JPMorgan Freezes Accounts Linked to Stablecoin Startups Over Sanctions Risks


JPMorgan Chase has recently frozen accounts associated with two venture-backed stablecoin companies, BlindPay and Kontigo, amid concerns over exposure to sanctioned regions, particularly Venezuela. The move highlights ongoing challenges in the regulatory landscape surrounding digital assets and cross-border financial transactions.


The accounts belonged to these Y Combinator-backed startups, which primarily operate across Latin America. Both firms accessed JPMorgan's banking infrastructure via Checkbook, a digital payments platform partnering with major financial institutions. The account freezes occurred after JPMorgan flagged business activities linked to high-risk jurisdictions subject to US sanctions, notably Venezuela.

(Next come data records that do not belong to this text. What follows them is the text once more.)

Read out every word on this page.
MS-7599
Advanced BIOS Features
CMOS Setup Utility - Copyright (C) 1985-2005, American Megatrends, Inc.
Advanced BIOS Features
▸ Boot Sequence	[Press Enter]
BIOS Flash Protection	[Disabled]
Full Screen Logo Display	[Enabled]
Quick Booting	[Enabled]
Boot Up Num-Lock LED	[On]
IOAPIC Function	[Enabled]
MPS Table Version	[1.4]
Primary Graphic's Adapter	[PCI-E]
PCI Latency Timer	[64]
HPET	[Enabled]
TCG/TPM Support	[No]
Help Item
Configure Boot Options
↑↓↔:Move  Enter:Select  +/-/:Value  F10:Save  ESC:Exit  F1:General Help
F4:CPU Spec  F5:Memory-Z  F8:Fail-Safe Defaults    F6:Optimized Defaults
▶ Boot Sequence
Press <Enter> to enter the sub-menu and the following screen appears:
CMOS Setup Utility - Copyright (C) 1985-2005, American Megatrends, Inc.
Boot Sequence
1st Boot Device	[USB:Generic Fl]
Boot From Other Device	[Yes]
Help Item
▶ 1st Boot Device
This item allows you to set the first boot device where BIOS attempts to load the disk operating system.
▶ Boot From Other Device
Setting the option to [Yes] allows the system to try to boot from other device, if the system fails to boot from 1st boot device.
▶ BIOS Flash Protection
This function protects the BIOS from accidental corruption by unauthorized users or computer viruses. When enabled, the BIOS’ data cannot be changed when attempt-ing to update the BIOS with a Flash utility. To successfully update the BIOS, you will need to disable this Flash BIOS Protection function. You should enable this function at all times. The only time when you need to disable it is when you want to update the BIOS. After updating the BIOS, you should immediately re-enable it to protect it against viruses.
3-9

A JPMorgan spokesperson clarified that the decision was not directly related to the stablecoins themselves. “This has nothing to do with stablecoin companies,” they stated. “We bank both stablecoin issuers and stablecoin-related businesses, and we recently took a stablecoin issuer public.” This indicates that the bank's oversight focuses on compliance issues rather than the digital assets' technology or market potential.


Chargeback Risks and Risk Management Strategies


According to Checkbook CEO PJ Gupta, the account closures were partly driven by a surge in chargebacks linked to the rapid onboarding of customers over the internet. Gupta explained, “They opened the floodgates and a bunch of people came in,” implying that the spike in chargebacks raised red flags for JPMorgan’s risk management teams.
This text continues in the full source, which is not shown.